Suyapa, militante écologiste, est retrouvée morte dans son lit, abattue de plusieurs coups de feu. Elle doit probablement cette fin tragique à sa lutte contre un projet de barrage impliquant la destruction des terres de la communauté lenchua, dont elle était une représentante. Elle laisse derrière elle trois filles adultes, qui ont emprunté des chemins très différents. L'aînée Luisa vit aux Etats-Unis où elle est avocate d'un cabinet prestigieux. Marla, la plus jeune, subit en silence un mariage peu satisfaisant. Après des études de biologie effectuées dans une université américaine, Indira, la cadette, est revenue vivre à El Encanto. Elles se retrouvent lors du procès des assassins de leur mère, à l'occasion duquel la justice se donne bonne conscience en condamnant des exécutants, laissant les commanditaires impunis.
La construction du barrage est lancée, malgré la mauvaise publicité induite par le meurtre. Mais depuis la mort de Suyapa, les détracteurs du projet, dissuadés à coups de menaces et d'intimidation, se font rares.

C'est un chantier pharaonique. le récit de la construction du barrage n'est pas sans évoquer la "Naissance (du) pont" de Maylis de Kérangal (la nature torrentueuse de la langue en moins) par son approche à la fois minutieuse et multipliant les points de vue, mais aussi par la dimension épique et galvanisante que lui confèrent sa durée et son gigantisme. En s'attardant sur divers personnages représentant la pluralité des métiers à l'oeuvre -terrassiers, spécialistes, géologues, contremaîtres…-, dont elle met en lumière les particularités, les contraintes et les expertises, elle nous emmène des bureaux des chefs de chantier où se prennent les décisions déterminées par les injonctions de lointains commanditaires aux souterrains où les mineurs préparent la destruction de la roche, et nous immerge dans le quotidien des ouvriers, pendant et après le travail. On intègre cette communauté temporaire et grouillante d'hommes sans port d'attache, exilés volontaires qui le temps d'une mission recréent les conditions d'une micro société, avec son organisation et sa hiérarchie -l'officielle, ainsi que celle liée au prestige de certains métiers plus dangereux, plus spectaculaires que les autres-, mais aussi ses amitiés, ses dissensions, ses rivalités, et les maux qu'engendre cette vie nomade -alcoolisme, divorces, instabilité affective. La tension est permanente : il faut tenir les délais contre la météo, les surprises du terrain et toute sorte d'imprévus, tout en limitant les risques d'accidents.

Pendant ce temps, Indira étudie l'impact de la construction du barrage sur l'écosystème, constate avec une frustrante impuissance l'altération irrémédiable de ses équilibres. A l'encontre de l'arrogance des hommes qui veulent dompter une nature qu'ils ne conçoivent que sous une dimension utilitaire, elle mêle son rapport intuitif au monde du vivant à l'humble et curieuse rigueur de l'observation naturaliste, l'un se nourrissant de l'autre.

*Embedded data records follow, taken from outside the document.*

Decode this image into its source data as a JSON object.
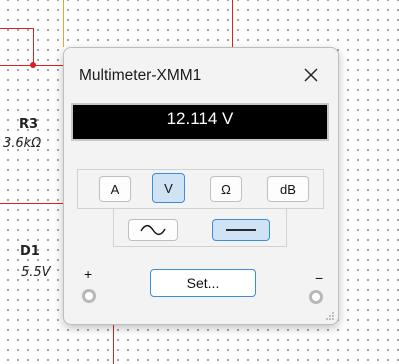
{
  "schematic": {
    "r3": {
      "name": "R3",
      "value": "3.6kΩ"
    },
    "d1": {
      "name": "D1",
      "value": "5.5V"
    }
  },
  "window": {
    "title": "Multimeter-XMM1",
    "close_icon": "close-icon"
  },
  "display": {
    "reading": "12.114 V"
  },
  "modes": [
    {
      "label": "A",
      "active": false
    },
    {
      "label": "V",
      "active": true
    },
    {
      "label": "Ω",
      "active": false
    },
    {
      "label": "dB",
      "active": false
    }
  ],
  "signal": [
    {
      "icon": "ac-wave-icon",
      "active": false
    },
    {
      "icon": "dc-line-icon",
      "active": true
    }
  ],
  "terminals": {
    "plus": "+",
    "minus": "−"
  },
  "set_button": {
    "label": "Set..."
  },
  "colors": {
    "accent": "#3c8ed6",
    "active_bg": "#cfe3f5",
    "wire_red": "#e02020",
    "wire_orange": "#f0a030"
  }
}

Si elle a hérité de sa mère (et de ses ancêtres) cette relation quasi charnelle avec son environnement, elle a fait le choix, contrairement à Suyapa qui avait à coeur de défendre ses semblables les plus vulnérables, de se consacrer à un monde où les arbres, les nuages, les insectes et les oiseaux sont de plus sûrs compagnons que les hommes.

Sans manichéisme, Clara Arnaud expose les arguments, a priori tous recevables, qui s'opposent autour de la construction du barrage. Comme en écho à cette opposition, l'auteure évoque celle qui confronte les sons de la forêt (dont on perçoit aussi les odeurs animales et végétales), au fracas destructeur du chantier.

Contre la préservation de territoires ancestraux et des écosystèmes, les adeptes du barrage avancent la nécessité de développer des énergies renouvelables, l'introduction de la modernité et la relance de l'activité dans une région économiquement sinistrée, dont les champs de bananiers, malades, ont été abandonnés pour les maquilas où on confectionne des jeans au kilomètre, et remplacés par des plantations industrielles de palmes africaines. Ce sont, au-delà des justifications pragmatiques, l'affrontement, inégal, entre deux visions du monde, dont l'un, tel un rouleau compresseur, impose son dogme. Il s'agit de faire adhérer la majorité au modèle matériel et consumériste. Perdre sa liberté et son lien avec ses origines, pour la promesse d'une cuisine équipée, d'un toit solide et une dette à vie. C'est un combat perdu d'avance. Les institutions ultradominante censées défendre les intérêts des communautés et le respect des traités internationaux envoient quelque émissaire qui, en donnant le change, leur permettra de préserver leur image sans avoir besoin d'agir.

Il faut par ailleurs composer avec les fléaux qu'engendre un système fondé sur le règne du profit implanté dans un pays corrompu à tous les niveaux. La violence et la corruption (représentée ici entre autres par l'odieux personnage du maire d'El Encanto) y sont omniprésentes, et les assassinats perpétrés par de groupes criminels y sont devenus banals. Retrouver des corps ou des morceaux de corps dans ces sacs plastique qu'on appelle des embolsados est dorénavant presque monnaie courante…

Vous l'aurez compris, "La verticale du fleuve" est un roman très riche, qui n'échappe pas toujours, dans sa volonté d'exhaustivité, à une certaine forme de didactisme. Mais la diversité et la complexité de ses personnages, ainsi que le souffle -qui se fait parfois lyrique- que Clara Arnaud instille à son intrigue, font vite oublier ce petit défaut.

A lire.
Lien : https://bookin-ingannmic.blo..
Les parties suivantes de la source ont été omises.